井汲:あいちアクセラレーター2018では、株式会社ゼロワンブースターさん、一般社団法人未来創造さん、愛知県庁さんからをたくさんのご支援を頂き、資金獲得・ 事業提携などに繋げるための場を提供して頂きました。病院での勤務では、なかなか知り合うことのない起業家やメンターの方々とネットワークを築けました。

※あいちアクセラレーター2018…新しい技術やアイデアを持つスタートアップ(ベンチャー企業)を全国から募集し、5か月にわたる集中支援や、資金獲得・事業提携などにつなげるための場を提供。

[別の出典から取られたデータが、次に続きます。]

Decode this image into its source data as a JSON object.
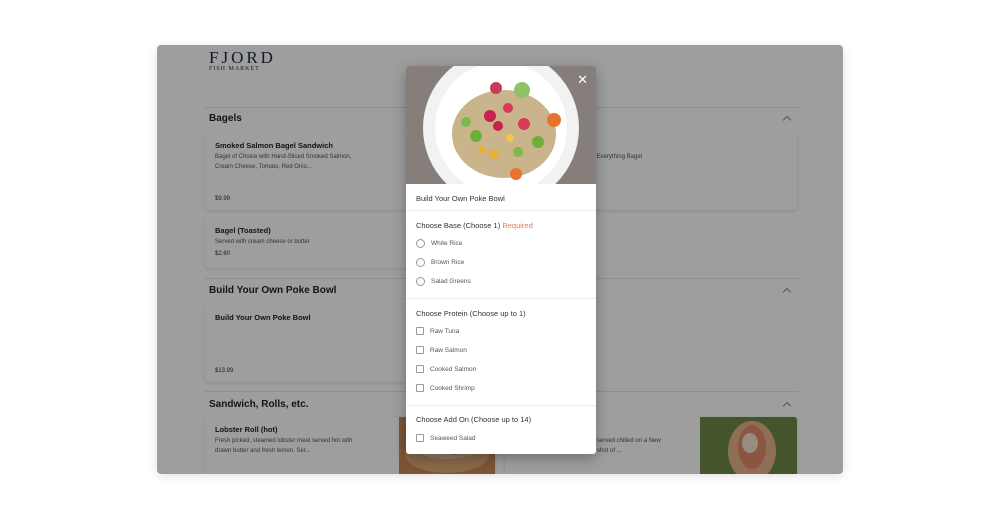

愛知県内の既存産業企業とのマッチングを図り、新たなビジネスモデルの創出や技術革新を起こすエコシステムの確立と、「愛知発スタートアップ」を生み出すことを目的としたアクセラレータープログラム。愛知県が株式会社ゼロワンブースターに委託、及び一般社団法人未来創造の協力を得て実施された。

−今後、メンバーを増やしていくのでしょうか。
井汲:今後、核となるサービスを展開していくには、特定の高度な専門知識やスキルを持った仲間が必要になってきます。特に、弊社は日本の医療レベルの向上に関心を持ったエンジニアを募集しています。具体的には、ウェブアプリ、スマートフォンアプリの開発経験豊富なエンジニアの方や、機械学習に特化したデータサイエンティストの方とぜひお近づきになりたいです。

今後は医療従事者のキャリア形成も大事

−今後の事業展開について教えてください。
井汲:まずは、医学情報検索サービスを今後も磨いていくつもりです。また、医療従事者向けのキャリアイベントがあると、面白いかなと考えています。例えば、医師の資格を取ると、みなさん医師になりますよね。看護師の資格なら看護師、理学療法士なら理学療法士など、特定の職種として病院に勤務するのが一般的かと思います。しかし、これから医療やそれに伴う技術は、想像以上に高度に発展していきます。一つのスキルを徹底的に極めて医療に貢献するという道もありですが、マルチなスキルでこれまでとは異なる形で医療に貢献するというキャリアがあっていいのではないかとも考えています。

−名古屋ではそのようなイベントは少ないのでしょうか。
井汲:東京ではそういったイベントが開かれているという話を耳にします。医療従事者とリンクするような仕事をしたい人や、全く違う畑のシリアルアントレプレナーの方にイベントに登壇して頂くと、とても面白いのではないかと考えています。

東京では医療従事者で起業するという人が増えていますが、名古屋は少ないです。弊社は、日々の業務に忙殺されている医療従事者の負担を少しでも軽減し、知識やスキルを助けるようなプラットフォームを作り、この国の医療に貢献することが目標です。「あいつができるなら、自分もやってみようかな」と考え、起業する医療従事者が名古屋でも増えるといいな、と思っています。

編集部コメント
“知識で救える「人・命」を、確実に救う” を理念にサービスを展開するMEDICOLAB。現役の医師である井汲代表だからこそ、身近に感じ取る日本の医療現場の課題を解決したいという想いが印象的でした。そんな同社のサービスにより、医療従事者の労働負担やキャリア形成がアップデートされていくかもしれません。